Sample job definition that sets the parameters:

{
  "name":"myJob",
  "parameters":{
    "pipelineName": "myBpelPipeline",
    "pipelineRunBulkSize": "10",
    ...
   },
  "workflow":"myWorkflow"
}

PipelineProcessorWorker definition in workers.json

GET /smila/jobmanager/workers/pipelineProcessor/

HTTP/1.x 200 OK

{
  "name" : "pipelineProcessor",
  "readOnly" : true,
  "parameters" : [ 
    {
    "name" : "pipelineName" 
    }, 
    {
    "name" : "<pipeletParameters>",
    "optional" : true,
    "type" : "any"
    },
    {
    "name" : "pipelineRunBulkSize",
    "optional" : true
  } ],
  "input" : [ {
    "name" : "input",
    "type" : "recordBulks"
  } ],
  "output" : [ {
    "name" : "output",
    "type" : "recordBulks",
    "modes" : [ "optional" ]
  } ]
}

The output bucket of the worker is optional, hence in an asynchronous workflow the worker does not need to have a successor. If the output bucket is not defined, the result records of the pipeline processing are not persisted to a bulk, but thrown away. This makes sense if the pipeline stores the records somewhere itself, e.g. adds them to an index.

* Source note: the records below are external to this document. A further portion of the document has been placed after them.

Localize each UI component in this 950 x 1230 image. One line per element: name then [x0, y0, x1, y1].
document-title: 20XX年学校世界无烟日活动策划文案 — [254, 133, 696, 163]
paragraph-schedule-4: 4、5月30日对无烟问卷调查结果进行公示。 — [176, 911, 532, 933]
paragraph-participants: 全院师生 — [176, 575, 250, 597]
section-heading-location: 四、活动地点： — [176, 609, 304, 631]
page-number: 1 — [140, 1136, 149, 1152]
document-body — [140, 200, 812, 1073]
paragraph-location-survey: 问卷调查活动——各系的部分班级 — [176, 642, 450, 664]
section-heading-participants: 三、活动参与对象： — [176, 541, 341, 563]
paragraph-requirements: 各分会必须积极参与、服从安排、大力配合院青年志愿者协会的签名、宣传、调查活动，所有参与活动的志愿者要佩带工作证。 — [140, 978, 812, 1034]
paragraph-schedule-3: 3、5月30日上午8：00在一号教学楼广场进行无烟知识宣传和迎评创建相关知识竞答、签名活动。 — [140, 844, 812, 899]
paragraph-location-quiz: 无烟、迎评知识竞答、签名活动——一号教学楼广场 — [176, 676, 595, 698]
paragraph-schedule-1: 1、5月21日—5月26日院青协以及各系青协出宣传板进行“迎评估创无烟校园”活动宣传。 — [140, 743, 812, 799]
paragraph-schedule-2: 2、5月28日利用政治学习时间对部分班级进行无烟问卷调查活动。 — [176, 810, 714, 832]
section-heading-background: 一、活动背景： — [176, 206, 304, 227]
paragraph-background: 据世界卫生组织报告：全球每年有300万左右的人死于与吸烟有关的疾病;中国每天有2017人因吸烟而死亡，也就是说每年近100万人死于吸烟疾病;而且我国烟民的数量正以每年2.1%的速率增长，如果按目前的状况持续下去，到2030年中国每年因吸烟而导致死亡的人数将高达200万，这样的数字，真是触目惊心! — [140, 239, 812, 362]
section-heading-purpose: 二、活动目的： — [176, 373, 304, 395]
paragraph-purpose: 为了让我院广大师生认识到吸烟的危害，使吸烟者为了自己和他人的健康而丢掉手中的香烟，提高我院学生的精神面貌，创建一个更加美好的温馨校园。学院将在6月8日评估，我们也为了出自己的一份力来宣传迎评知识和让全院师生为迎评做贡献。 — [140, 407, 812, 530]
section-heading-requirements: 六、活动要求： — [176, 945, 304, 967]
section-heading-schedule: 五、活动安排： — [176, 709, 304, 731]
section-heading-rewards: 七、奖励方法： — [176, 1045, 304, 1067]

Access task parameters in pipelets

The worker adds all task parameters to a map in attribute _parameters in each record before giving it to the workflow processor, so each pipelet can access them. The helper class org.eclipse.smila.processing.parameters.ParameterAccesssor supports this by checking for requested parameters first in this _parameters map, then at the top-level of a record and then in the pipelet configuration. Therefore it's possible to override properties from the pipelet configuration by setting them as task parameters, if the pipelet uses the ParameterAccessor to access parameters in records and configuration. This is done for example by the Sesame pipelets.

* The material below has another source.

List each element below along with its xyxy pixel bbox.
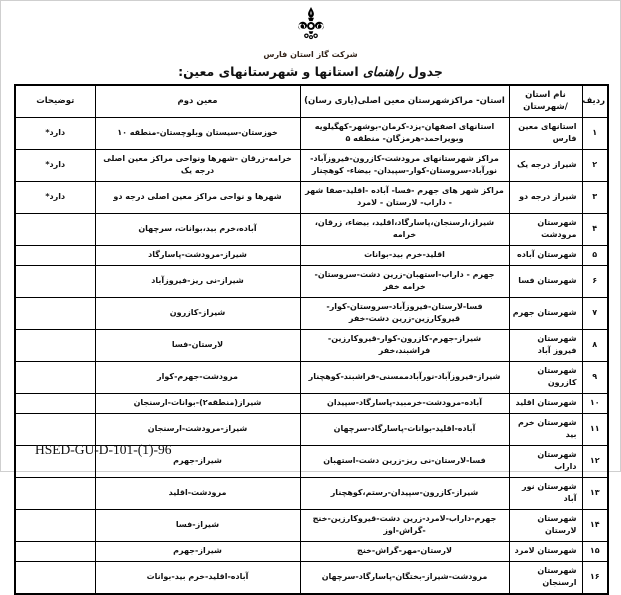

If the internal parameter _failOnError was not set before, the worker will set the parameter to "false". This means that the called pipelets should continue processing records and not stop when processing defect records. The pipelets themselves must implement this behavior. How to achieve this is explained in How to write a Pipelet.

Error handling

The following errors may occur when a task for the PipelineProcessorWorker is processed:

  • Invalid "pipelineName" parameter:
    • If the given pipeline parameter is not set (or invalid) the task will fail with a non-recoverable error.
  • ProcessingException while processing a bunch of parallel records.
    • Recoverable ProcessingException: The current task will fail with a recoverable error, so the whole task (with all records) will be repeated.
    • Non-recoverable ProcessingException: An error will be logged and the worker will continue with the next bunch of records. The records of the current bunch will be lost. (This is implemented in a way as to not fail the whole task with all its input records in case of a single record defect.)